Opposition leader says he regrets attack on PM
LEADER of the Parliamentary Opposition, Dr Godwin Friday said he regrets the attack on Prime Minister Dr Ralph Gonsalves.
The Prime Minister was struck in is head with a missile resulting in him having to seek medical attention at the Milton Cato Memorial Hospital (MCMH).
The opposition leader said the act of violence against Gonsalves is regrettable.
“I do not encourage violence in any action that I am involved in. I do not support any act of violence against any member of this honourable house or any person,” he continued.
“ I defend anyone’s right to defend their democratic principles. It is not my way…” the opposition leader said.
Friday continued to express his disapproval and disavowal of any act of violence during protest action and he requested the Deputy Prime Minister, Montgomery Daniel to update him on the status of the Prime Minister.
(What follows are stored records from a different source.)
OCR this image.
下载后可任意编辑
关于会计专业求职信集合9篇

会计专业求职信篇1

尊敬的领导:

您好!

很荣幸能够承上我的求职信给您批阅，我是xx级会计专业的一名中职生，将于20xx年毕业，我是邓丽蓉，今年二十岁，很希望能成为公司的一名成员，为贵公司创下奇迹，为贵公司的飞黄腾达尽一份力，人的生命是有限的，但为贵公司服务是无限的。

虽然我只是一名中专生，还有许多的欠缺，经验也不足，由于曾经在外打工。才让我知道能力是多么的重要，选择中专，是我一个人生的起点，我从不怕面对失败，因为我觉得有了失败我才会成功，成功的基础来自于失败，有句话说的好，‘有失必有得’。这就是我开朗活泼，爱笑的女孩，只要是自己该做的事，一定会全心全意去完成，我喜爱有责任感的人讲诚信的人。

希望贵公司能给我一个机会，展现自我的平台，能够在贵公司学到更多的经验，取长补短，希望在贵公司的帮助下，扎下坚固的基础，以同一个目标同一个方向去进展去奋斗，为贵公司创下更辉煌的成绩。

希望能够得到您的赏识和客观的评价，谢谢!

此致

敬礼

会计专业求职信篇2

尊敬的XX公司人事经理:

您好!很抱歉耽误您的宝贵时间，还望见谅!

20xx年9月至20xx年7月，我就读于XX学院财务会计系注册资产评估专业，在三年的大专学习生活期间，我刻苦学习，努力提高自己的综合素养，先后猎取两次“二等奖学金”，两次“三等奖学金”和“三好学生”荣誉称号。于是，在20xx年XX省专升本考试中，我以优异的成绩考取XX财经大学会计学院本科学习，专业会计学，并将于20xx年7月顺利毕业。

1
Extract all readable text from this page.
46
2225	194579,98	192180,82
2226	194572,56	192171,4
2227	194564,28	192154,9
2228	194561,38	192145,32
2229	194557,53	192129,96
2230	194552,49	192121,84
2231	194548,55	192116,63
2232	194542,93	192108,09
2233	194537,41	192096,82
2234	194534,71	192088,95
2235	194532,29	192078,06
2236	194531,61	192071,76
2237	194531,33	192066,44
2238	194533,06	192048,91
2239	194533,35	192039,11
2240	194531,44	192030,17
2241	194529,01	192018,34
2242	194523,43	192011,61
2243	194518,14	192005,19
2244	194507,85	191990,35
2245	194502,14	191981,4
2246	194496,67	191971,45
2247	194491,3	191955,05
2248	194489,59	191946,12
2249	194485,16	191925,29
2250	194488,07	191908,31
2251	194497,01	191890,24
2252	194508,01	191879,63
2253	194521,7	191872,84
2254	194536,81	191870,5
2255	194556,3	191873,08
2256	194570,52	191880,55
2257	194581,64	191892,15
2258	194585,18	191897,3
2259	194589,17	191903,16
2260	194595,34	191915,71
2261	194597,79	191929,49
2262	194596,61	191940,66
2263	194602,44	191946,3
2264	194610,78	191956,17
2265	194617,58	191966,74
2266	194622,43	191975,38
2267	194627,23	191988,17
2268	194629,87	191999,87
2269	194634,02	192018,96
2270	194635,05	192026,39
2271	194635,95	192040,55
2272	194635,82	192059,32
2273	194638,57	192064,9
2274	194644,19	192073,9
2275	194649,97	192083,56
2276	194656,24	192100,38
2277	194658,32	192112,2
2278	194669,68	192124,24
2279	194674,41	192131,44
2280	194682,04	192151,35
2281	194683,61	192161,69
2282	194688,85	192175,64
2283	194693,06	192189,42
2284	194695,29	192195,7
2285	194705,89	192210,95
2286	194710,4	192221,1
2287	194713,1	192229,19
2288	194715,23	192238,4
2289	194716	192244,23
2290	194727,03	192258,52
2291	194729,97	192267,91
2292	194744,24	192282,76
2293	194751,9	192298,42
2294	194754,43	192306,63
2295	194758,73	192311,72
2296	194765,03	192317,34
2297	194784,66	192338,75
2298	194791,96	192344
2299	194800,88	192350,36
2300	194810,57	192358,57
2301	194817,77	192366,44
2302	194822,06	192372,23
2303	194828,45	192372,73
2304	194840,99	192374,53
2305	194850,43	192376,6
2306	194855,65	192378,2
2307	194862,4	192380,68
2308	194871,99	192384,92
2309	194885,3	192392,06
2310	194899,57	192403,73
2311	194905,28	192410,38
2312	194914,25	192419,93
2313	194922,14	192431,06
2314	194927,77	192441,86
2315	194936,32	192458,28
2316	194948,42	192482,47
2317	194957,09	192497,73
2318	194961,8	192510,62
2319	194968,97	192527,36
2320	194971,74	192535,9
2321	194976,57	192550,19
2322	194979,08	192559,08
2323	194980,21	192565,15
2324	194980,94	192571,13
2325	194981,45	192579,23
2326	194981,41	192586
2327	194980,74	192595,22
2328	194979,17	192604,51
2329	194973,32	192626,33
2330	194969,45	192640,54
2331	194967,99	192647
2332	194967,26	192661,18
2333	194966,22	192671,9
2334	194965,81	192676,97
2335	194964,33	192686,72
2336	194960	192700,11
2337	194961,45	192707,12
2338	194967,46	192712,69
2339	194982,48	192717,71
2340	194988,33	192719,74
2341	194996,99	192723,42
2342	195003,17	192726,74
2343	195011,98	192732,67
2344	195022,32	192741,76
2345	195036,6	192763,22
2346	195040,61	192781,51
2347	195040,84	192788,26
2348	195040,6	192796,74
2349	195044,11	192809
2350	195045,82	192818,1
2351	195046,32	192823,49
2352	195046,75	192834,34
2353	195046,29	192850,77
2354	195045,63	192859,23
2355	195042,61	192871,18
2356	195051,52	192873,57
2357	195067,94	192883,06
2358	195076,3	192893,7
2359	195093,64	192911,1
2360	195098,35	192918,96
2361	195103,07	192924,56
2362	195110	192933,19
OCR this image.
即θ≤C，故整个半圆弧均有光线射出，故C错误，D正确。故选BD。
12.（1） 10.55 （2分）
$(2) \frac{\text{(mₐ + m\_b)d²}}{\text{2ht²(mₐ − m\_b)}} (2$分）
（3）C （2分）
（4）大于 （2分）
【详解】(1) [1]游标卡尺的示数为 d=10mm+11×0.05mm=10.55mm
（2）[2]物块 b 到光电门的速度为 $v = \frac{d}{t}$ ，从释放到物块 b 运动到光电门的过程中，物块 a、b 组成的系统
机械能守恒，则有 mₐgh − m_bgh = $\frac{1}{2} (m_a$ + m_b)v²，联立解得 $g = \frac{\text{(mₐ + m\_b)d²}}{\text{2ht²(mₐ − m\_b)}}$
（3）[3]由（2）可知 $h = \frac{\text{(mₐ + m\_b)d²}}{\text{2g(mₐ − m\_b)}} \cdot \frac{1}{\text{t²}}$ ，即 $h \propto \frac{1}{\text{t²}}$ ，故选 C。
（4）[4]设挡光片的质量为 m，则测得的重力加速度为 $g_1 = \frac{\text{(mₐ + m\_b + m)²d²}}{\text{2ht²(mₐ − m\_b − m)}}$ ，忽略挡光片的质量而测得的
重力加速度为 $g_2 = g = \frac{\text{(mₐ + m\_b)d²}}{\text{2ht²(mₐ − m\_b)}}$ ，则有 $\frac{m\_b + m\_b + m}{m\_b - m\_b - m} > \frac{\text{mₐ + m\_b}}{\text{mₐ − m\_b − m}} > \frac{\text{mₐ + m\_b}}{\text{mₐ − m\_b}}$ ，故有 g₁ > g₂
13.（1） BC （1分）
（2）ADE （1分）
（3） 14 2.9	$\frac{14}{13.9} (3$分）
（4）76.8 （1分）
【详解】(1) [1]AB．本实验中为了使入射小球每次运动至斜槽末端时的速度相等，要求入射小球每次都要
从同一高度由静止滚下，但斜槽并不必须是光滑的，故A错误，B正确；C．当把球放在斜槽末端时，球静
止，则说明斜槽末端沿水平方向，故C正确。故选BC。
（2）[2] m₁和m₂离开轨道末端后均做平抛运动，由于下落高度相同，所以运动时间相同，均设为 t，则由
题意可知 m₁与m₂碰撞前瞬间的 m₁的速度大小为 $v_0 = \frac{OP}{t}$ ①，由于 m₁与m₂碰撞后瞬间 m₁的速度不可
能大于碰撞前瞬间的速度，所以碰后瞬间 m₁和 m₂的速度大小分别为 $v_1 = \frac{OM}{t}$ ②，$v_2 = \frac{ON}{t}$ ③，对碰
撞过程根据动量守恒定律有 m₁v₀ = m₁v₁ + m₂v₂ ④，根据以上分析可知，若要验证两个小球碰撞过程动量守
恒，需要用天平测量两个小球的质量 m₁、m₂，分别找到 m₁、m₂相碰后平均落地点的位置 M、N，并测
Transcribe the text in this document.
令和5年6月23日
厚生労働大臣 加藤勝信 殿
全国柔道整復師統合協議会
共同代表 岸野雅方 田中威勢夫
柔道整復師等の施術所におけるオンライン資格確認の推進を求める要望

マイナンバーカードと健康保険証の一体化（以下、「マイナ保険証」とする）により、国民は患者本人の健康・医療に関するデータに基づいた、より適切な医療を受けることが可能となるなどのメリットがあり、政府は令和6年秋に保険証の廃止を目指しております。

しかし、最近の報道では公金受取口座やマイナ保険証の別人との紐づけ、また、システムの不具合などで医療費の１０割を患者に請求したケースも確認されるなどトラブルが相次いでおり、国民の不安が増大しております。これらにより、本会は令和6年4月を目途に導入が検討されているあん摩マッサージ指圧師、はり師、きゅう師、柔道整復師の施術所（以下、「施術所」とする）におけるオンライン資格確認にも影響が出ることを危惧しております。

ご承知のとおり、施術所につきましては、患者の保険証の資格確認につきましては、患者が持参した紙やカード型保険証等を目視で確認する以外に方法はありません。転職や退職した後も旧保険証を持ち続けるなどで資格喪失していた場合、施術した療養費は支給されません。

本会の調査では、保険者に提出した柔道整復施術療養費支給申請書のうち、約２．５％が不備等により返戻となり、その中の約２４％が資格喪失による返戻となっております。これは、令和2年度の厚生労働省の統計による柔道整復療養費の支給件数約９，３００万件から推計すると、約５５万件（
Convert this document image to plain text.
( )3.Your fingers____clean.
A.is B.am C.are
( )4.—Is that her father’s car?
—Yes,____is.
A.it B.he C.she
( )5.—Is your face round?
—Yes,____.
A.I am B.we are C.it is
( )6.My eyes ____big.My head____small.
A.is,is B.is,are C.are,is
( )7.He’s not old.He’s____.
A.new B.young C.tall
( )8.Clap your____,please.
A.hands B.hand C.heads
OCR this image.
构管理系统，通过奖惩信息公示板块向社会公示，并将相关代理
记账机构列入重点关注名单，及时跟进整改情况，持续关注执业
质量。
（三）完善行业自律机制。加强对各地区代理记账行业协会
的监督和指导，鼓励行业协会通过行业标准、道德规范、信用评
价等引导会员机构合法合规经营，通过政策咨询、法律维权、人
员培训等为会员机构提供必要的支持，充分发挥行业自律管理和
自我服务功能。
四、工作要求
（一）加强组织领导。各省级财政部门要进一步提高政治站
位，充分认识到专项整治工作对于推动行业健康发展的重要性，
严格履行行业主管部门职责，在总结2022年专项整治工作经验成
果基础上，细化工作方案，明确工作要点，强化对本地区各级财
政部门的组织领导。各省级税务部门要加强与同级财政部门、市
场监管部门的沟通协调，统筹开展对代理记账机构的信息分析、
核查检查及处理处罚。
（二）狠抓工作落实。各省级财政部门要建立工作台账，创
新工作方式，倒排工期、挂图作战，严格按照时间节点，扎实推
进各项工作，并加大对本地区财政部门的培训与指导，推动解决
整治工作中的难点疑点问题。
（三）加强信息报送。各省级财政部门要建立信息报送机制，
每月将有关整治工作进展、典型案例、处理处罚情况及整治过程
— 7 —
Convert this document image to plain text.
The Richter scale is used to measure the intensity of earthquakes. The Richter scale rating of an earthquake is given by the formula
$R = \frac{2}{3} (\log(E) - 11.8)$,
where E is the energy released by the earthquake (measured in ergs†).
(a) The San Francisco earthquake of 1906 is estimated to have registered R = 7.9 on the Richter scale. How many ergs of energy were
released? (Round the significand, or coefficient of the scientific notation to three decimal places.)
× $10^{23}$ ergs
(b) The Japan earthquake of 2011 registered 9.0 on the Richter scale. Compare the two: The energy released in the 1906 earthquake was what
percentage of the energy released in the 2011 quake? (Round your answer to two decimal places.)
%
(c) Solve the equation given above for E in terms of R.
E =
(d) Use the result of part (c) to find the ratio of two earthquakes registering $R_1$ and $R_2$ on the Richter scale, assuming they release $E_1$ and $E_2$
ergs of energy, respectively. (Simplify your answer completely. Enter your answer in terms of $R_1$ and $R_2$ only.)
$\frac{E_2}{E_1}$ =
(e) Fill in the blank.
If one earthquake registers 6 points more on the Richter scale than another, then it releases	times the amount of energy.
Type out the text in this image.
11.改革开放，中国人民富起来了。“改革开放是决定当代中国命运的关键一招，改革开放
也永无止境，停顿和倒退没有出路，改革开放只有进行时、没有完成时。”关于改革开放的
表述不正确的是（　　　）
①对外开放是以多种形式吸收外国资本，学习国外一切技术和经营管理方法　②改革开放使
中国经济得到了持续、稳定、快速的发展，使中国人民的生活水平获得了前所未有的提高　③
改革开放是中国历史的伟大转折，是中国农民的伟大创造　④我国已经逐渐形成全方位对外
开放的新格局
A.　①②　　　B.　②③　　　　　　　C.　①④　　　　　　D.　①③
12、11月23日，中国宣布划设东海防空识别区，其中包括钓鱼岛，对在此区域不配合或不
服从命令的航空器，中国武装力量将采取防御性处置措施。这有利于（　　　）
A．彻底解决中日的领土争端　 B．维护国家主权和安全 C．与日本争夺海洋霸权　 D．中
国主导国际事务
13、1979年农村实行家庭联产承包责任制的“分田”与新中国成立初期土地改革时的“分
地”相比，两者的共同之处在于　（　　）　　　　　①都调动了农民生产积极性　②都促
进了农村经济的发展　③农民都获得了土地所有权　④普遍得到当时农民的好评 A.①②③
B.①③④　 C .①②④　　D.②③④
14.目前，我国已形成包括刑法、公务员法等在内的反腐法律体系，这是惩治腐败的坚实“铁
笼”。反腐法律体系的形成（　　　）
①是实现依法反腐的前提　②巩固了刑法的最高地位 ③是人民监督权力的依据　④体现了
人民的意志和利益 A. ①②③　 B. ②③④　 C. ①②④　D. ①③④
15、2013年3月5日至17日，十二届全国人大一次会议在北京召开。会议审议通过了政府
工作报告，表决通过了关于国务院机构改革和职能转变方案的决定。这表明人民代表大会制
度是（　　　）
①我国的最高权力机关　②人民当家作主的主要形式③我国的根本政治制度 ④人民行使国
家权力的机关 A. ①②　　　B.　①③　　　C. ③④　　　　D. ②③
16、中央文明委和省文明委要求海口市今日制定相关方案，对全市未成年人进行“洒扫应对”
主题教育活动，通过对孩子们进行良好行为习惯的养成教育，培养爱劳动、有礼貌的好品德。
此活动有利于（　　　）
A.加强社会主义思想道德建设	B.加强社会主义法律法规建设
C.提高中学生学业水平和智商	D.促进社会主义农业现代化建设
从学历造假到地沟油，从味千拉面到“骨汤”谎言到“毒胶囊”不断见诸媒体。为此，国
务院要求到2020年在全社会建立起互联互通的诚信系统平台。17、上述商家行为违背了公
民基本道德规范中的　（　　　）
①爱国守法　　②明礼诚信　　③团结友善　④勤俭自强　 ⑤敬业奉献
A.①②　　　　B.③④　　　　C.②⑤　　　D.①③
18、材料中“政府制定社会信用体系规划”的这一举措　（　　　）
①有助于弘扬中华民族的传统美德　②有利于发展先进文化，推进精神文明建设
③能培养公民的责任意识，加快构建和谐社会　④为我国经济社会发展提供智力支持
“That is no pretence and no withdrawal or changing of any position. That is the way I conduct my business…It is not a trite matter; it is not a small matter and I wish that to be registered in this Honourable House. We will continue to do our work and do it to the best of our ability.”
“I don’t believe any protester, any policeman, any politician’s life is worth a protest on the street of St Vincent and the Grenadines, however well-meaning they are,” he said. Yesterday’s protests outside the House of Assembly included members of the Public Service Union, SVG Teachers Union and supporters of the New Democratic Party, who all came together to express their disapproval of amendments to be made to the Public Health Act.
Member of Parliament for Central Kingstown, St Clair Leacock, joined Friday in his comments and noted further that if he were the Commissioner of Police he would have done a better job at protecting the Prime Minister. He also chastised the members on the government benches for chasting the opposition MP’s.
“It is disingenuous for the Unity Labour Party to lay claim to an objection. In fact, they repeatedly celebrate in this country, what they call the roadblock revolution when children were born in the streets of St Vincent. When ambulances couldn’t get to the hospital so we could go on and on and on because there is enough blame to be shared,” Leacock said in Parliament, after listing several examples of violent protests that have taken place in SVG.
He also noted that his colleague and parliamentary representative for West Kingstown, Daniel Cummings was currently in Trinidad, trying to recover from injury to his neck, back and arm – a consequence of being physically thrown out of Parliament by Police, under similar circumstances.
Leacock noted that protests, even of a robust nature, were a part of this country’s democracy.
“That said…I do not take kindly to the physical injury to the Honourable Prime Minister but as firmly as I address that regret, that remorse, and with all of the sincerity, I am saying to you Madam Speaker, if I was the Commissioner of Police today in St Vincent and the Grenadines, I would not have allowed the Prime Minister to alight his vehicle at the point of the Coreas trading where there’s an angry crowd and to walk… outside of his vehicle where he is sheltered and protected, through that crowd, into the Parliament building.”